Caso ILVA: una corsa contro la disoccupazione
Di Giuseppe
Agostino Spina e Mattia De Gaetani
Fissata per il
19 novembre la messa in cassa integrazione di duemila dipendenti del polo siderurgico
più grande d’Europa, l’Ilva di Taranto.
La percentuale è
alta, considerato il numero dei dipendenti totali, pari a 13 mila.
Una notizia,
questa, che mette in ansia l’intero Mezzogiorno d’Italia. Ma la situazione non
presenta risvolti. L’autorizzazione integrata ambientale prevede che il più
grande altoforno del siderurgico si fermi al luglio del 2014.
Momentaneamente,
i dipendenti saranno allontanati dal proprio posto di lavoro per circa 13
settimane. L’azienda lo ha comunicato ai sindacati Fim, Fiom, Uilm.
La richiesta è
stata motivata dall’assenza di commesse per i grandi tubi determinata anche
dall’incertezza produttiva in cui si trova l’azienda.
L’incontro tra
l’Ilva e i sindacati si è concluso senza un punto di incontro tra le due parti.
Fim, Fiom, Uilm
hanno chiesto di poter soprassedere alle procedure di cassa integrazione. Il
segretario provinciale della Uilm di Taranto, Antonio Talò, ha dichiarato che
dall’ inizio dell’anno c’è crisi di mercato ma l’azienda aveva promesso che non
avrebbe utilizzato ammortizzatori sociali, invece, ora c’è stato un cambio di
idee.
Per nulla
rassicuranti sono i risultati emersi e il sequestro degli impianti - per molti - rappresenterebbe la soluzione
migliore per evitare un inquinamento non solo dannoso nei confronti
dell’ambiente, ma soprattutto per i singoli individui. Tuttavia, dall’altra
parte, una possibile chiusura dello stabilimento comporterebbe un gravissimo
calo dell’occupazione.
Numerose,
infatti, sono state le proteste da parte dei lavoratori occupati da anni
nell’azienda. Manifestazioni in piazza, occupazioni, e soprattutto scioperi a
oltranza sono stati i veri protagonisti di questi giorni. La salute rappresenta
indubbiamente un valore di fondamentale importanza, il quale non può essere in
nessun modo ignorato o violato, ma d’altra parte è anche vero che in un periodo
di forte crisi, come quello attuale, una significativa riduzione dei posti di
lavoro non farebbe altro che aggravare ancora di più un panorama di per sé già
disastroso.
I sindacati si
sono schierati al fianco dei lavoratori.

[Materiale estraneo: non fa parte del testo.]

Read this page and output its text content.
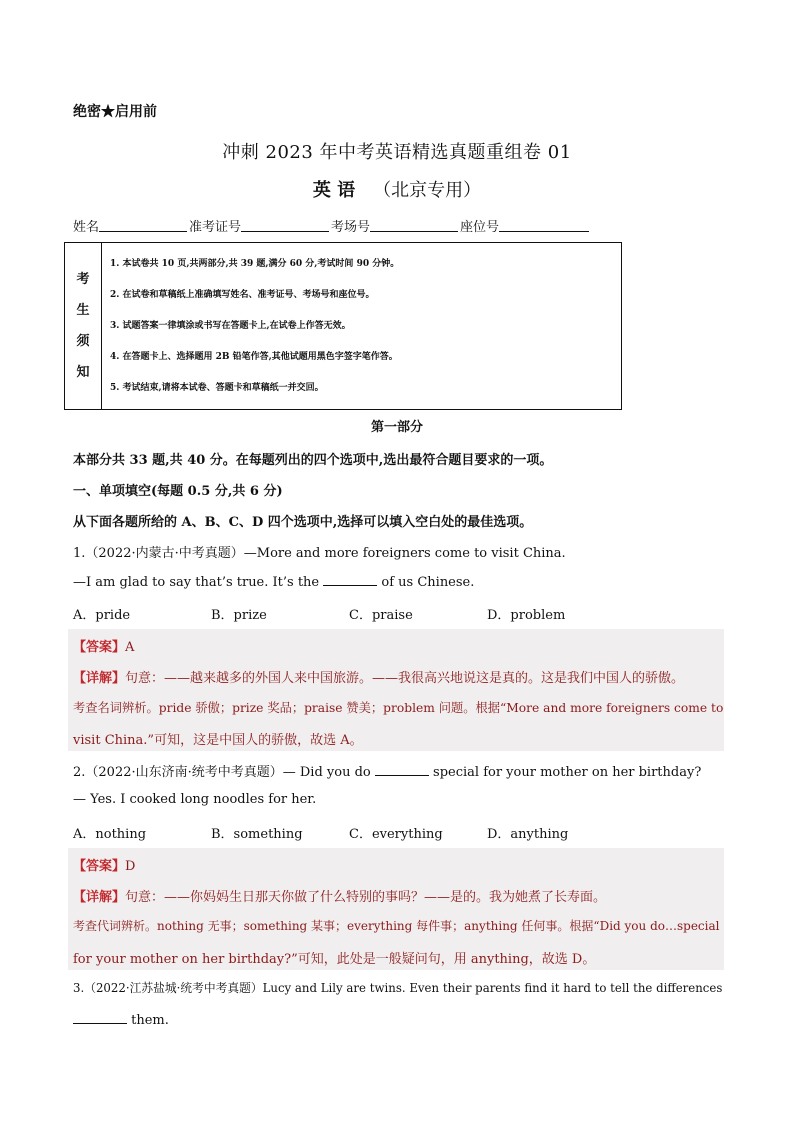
绝密★启用前
冲刺 2023 年中考英语精选真题重组卷 01
英 语 （北京专用）
姓名	准考证号	考场号	座位号
考
生
须
知
1. 本试卷共 10 页,共两部分,共 39 题,满分 60 分,考试时间 90 分钟。
2. 在试卷和草稿纸上准确填写姓名、准考证号、考场号和座位号。
3. 试题答案一律填涂或书写在答题卡上,在试卷上作答无效。
4. 在答题卡上、选择题用 2B 铅笔作答,其他试题用黑色字签字笔作答。
5. 考试结束,请将本试卷、答题卡和草稿纸一并交回。
第一部分
本部分共 33 题,共 40 分。在每题列出的四个选项中,选出最符合题目要求的一项。
一、单项填空(每题 0.5 分,共 6 分)
从下面各题所给的 A、B、C、D 四个选项中,选择可以填入空白处的最佳选项。
1.（2022·内蒙古·中考真题）—More and more foreigners come to visit China.
—I am glad to say that’s true. It’s the	of us Chinese.
A．pride	B．prize	C．praise	D．problem
【答案】A
【详解】句意：——越来越多的外国人来中国旅游。——我很高兴地说这是真的。这是我们中国人的骄傲。
考查名词辨析。pride 骄傲；prize 奖品；praise 赞美；problem 问题。根据“More and more foreigners come to
visit China.”可知，这是中国人的骄傲，故选 A。
2.（2022·山东济南·统考中考真题）— Did you do	special for your mother on her birthday?
— Yes. I cooked long noodles for her.
A．nothing	B．something	C．everything	D．anything
【答案】D
【详解】句意：——你妈妈生日那天你做了什么特别的事吗？——是的。我为她煮了长寿面。
考查代词辨析。nothing 无事；something 某事；everything 每件事；anything 任何事。根据“Did you do…special
for your mother on her birthday?”可知，此处是一般疑问句，用 anything，故选 D。
3.（2022·江苏盐城·统考中考真题）Lucy and Lily are twins. Even their parents find it hard to tell the differences
them.
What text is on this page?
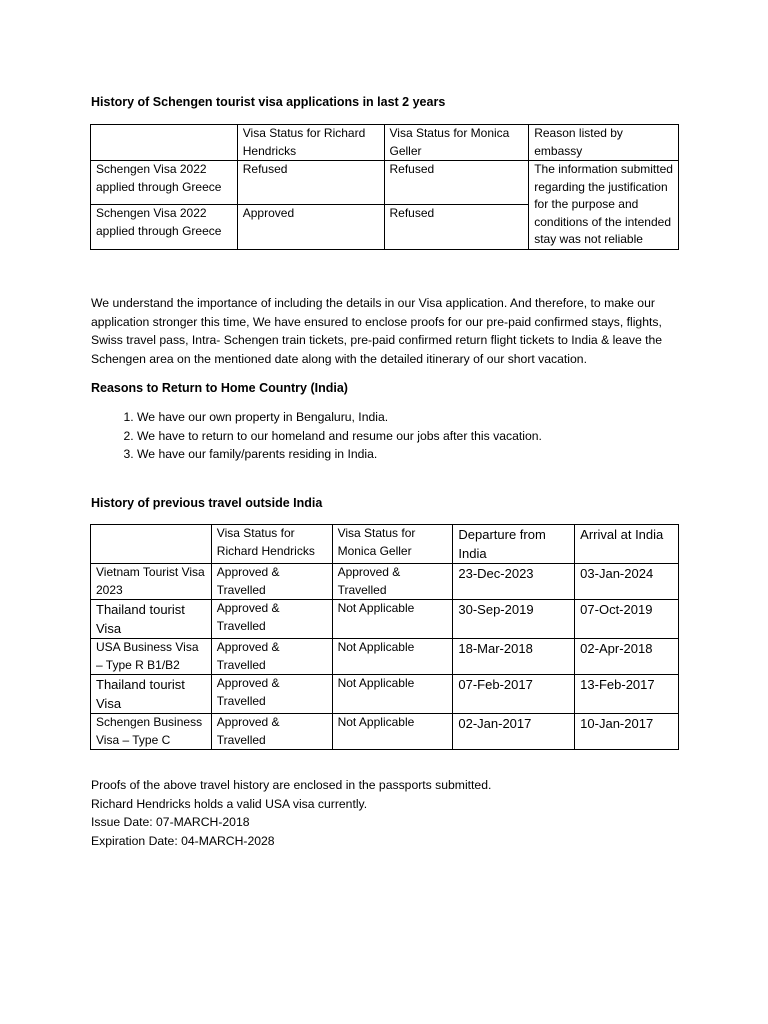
History of Schengen tourist visa applications in last 2 years
	Visa Status for Richard Hendricks	Visa Status for Monica Geller	Reason listed by embassy
Schengen Visa 2022 applied through Greece	Refused	Refused	The information submitted regarding the justification for the purpose and conditions of the intended stay was not reliable
Schengen Visa 2022 applied through Greece	Approved	Refused	
We understand the importance of including the details in our Visa application. And therefore, to make our application stronger this time, We have ensured to enclose proofs for our pre-paid confirmed stays, flights, Swiss travel pass, Intra- Schengen train tickets, pre-paid confirmed return flight tickets to India & leave the Schengen area on the mentioned date along with the detailed itinerary of our short vacation.
Reasons to Return to Home Country (India)
1. We have our own property in Bengaluru, India.
2. We have to return to our homeland and resume our jobs after this vacation.
3. We have our family/parents residing in India.
History of previous travel outside India
	Visa Status for Richard Hendricks	Visa Status for Monica Geller	Departure from India	Arrival at India
Vietnam Tourist Visa 2023	Approved & Travelled	Approved & Travelled	23-Dec-2023	03-Jan-2024
Thailand tourist Visa	Approved & Travelled	Not Applicable	30-Sep-2019	07-Oct-2019
USA Business Visa – Type R B1/B2	Approved & Travelled	Not Applicable	18-Mar-2018	02-Apr-2018
Thailand tourist Visa	Approved & Travelled	Not Applicable	07-Feb-2017	13-Feb-2017
Schengen Business Visa – Type C	Approved & Travelled	Not Applicable	02-Jan-2017	10-Jan-2017
Proofs of the above travel history are enclosed in the passports submitted.
Richard Hendricks holds a valid USA visa currently.
Issue Date: 07-MARCH-2018
Expiration Date: 04-MARCH-2028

Il caso
è stato portato anche al cospetto del Governo. Il Presidente del Consiglio ha
spiegato che la chiusura dell’Ilva indurrebbe
ad un ingente calo della produzione ed ha proposto, perciò, l’accelerazione del
piano di bonifica.
Il ministro
Clini, invece, ha spiegato come l’inquinamento sia un problema che già da anni
riguarda la città di Taranto.
"Da 3 anni
e in particolare nell’ultimo anno - ha
detto il ministro - sono state date all’Ilva
prescrizioni precise finalizzate ad allineare tecnologie a standard Ue per
abbattere gli inquinanti forse causa di malattia. Grazie a queste indicazioni i
livelli di diossina sono diminuiti di centinaia di volte e oggi sono le più
basse degli impianti siderurgici in Ue".